The Portuguese were looking for investments that would revitalize the weakened economic situation, create jobs, and boost the almost non-existent industry in Goa. The Portuguese government hoped that collaboration with the economically and politically powerful British empire would modernize Portuguese India. That it did not work was due to many factors and there is no space here to elaborate why these plans failed. However, what needs to be highlighted is that many in Goa at that time felt that the Portuguese had effectively given the control of the economy into British hands. The British too wanted political and economic control over Portuguese India. They did achieve this goal to a certain extent with the control of the port and railways, and taxes on the production of salt, amongst other things.
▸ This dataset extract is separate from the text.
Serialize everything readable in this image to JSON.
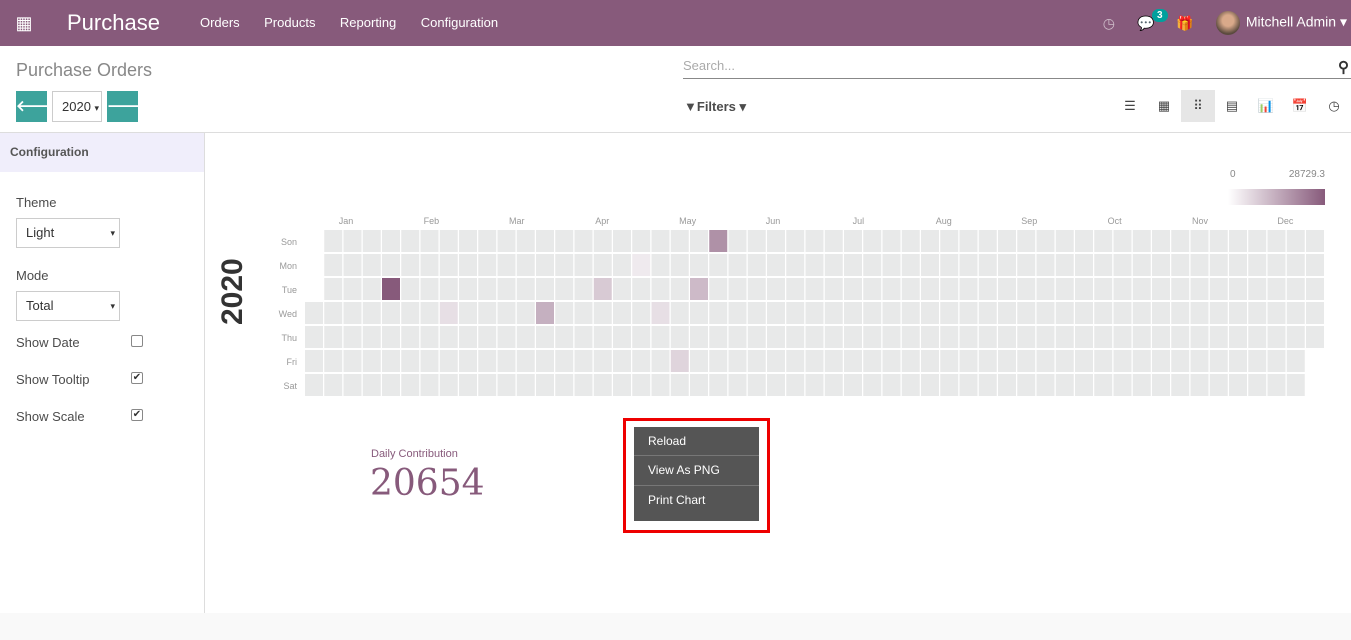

In a sense, the developmental politics around Mormugao port in contemporary times follows this old pattern; of massive investments coming with a promise of jobs and growth of the economy. It also necessitates the investment of public money without substantial returns to the same public. Whereas in the past the flow of goods was from the hinterlands of India to other places of the world, in the present times the government-corporate nexus wants to use Mormugao as a importing and exporting node for goods (like coal and iron ore) to feed the industries in various parts of the country and abroad. The case is curious not just because of the reverse flow of goods, but also because Indian companies are extracting natural resources like coal from distant Australia (and also in places like Mozambique in Africa) and transporting it in India. Many in Australia, including indigenous leaders, and cricketers like Ian and Greg Chappell, have supported campaigns against Indian companies like Adani to halt coal extraction. These Australian activists have argued that the  proposed mine in Carmichael, Australia – said to be the largest in the world which can produce 60 million tonnes of coal every year for the next 60 years – would threaten not just  the indigenous communities there but also the eco-sensitive Great Barrier Reef.

From facts available on the ground, this present neo-liberal expansion – following roughly patterns of past colonial interventions in the economy and politics – appears eventually to benefit only giant corporations. Colonial relations thrive amidst us, destroying the environment and the lives of people. And it is not just the white men who are propagating such exploitative business practices.